Ну, так взгляни же на равных богам[293], послушай, что было
С Клавдием: как он заснет, жена его, предпочитая
Ложу в дворце Палатина простую подстилку, хватала
Пару ночных с капюшоном плащей, и с одной лишь служанкой
Блудная эта Августа бежала от спящего мужа;
120 Черные волосы скрыв под парик белокурый, стремилась
В теплый она лупанар, увешанный ветхою тканью,
Лезла в каморку пустую свою — и голая, с грудью
В золоте, всем отдавалась под именем ложным Ликиски;
Лоно твое, благородный Британник, она оскверняла,
Ласки дарила входящим и плату за это просила;
Навзничь лежащую, часто ее колотили мужчины;
Лишь когда сводник девчонок своих отпускал, уходила
Грустно она после всех, запирая пустую каморку:
Все еще зуд в ней пылал и упорное бешенство матки;
130 Хоть утомленная лаской мужчин, уходила несытой,
Гнусная, с темным лицом, закопченная дымом светильни,
Вонь лупанара неся на подушки царского ложа.
Стоит ли мне говорить о зельях, заклятьях и ядах,
Пасынкам в вареве данных?
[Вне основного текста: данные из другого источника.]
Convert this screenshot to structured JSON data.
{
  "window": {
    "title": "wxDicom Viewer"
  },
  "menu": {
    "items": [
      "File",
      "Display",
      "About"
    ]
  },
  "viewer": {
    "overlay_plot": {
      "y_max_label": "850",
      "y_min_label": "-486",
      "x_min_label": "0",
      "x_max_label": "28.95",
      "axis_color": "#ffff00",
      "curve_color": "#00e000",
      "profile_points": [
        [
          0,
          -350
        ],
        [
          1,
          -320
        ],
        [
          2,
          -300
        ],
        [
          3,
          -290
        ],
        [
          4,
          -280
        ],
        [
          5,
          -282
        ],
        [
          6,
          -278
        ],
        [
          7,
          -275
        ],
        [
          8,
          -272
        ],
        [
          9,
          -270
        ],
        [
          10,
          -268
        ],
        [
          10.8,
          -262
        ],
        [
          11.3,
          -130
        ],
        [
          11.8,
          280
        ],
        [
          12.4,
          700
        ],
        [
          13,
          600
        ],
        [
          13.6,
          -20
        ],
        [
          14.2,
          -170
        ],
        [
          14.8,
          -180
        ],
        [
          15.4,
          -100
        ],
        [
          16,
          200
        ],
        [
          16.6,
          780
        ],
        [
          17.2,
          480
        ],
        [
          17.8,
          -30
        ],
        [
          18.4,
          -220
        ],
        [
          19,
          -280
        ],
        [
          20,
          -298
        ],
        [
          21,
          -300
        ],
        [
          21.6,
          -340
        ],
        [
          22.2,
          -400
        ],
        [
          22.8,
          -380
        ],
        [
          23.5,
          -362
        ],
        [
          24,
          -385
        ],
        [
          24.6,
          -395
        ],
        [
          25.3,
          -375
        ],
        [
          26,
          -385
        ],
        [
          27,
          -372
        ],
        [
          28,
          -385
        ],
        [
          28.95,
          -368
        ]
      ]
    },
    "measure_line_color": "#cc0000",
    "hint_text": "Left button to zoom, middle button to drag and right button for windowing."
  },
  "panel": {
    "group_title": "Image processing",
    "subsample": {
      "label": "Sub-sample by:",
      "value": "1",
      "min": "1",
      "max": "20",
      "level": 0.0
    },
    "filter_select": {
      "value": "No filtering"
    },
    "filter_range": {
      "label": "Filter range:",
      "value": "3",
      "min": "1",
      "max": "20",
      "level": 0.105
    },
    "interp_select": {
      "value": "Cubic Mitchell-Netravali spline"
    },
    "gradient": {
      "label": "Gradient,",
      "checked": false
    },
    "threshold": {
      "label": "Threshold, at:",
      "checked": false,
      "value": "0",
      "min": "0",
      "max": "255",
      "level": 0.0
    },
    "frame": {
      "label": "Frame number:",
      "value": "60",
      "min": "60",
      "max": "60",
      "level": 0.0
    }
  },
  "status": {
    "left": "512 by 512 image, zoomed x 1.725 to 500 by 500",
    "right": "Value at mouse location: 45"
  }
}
В припадке страсти и хуже
Делают женщины: похоти грех — у них наименьший.
Но почему не нахвалится муж на Цензеннию? — Взял он
Целый мильон состоянья за ней и за это стыдливой
Назвал ее; от колчана Венеры он худ, от светильни
Жарок ее? Нет, в приданом — огонь, от него идут стрелы.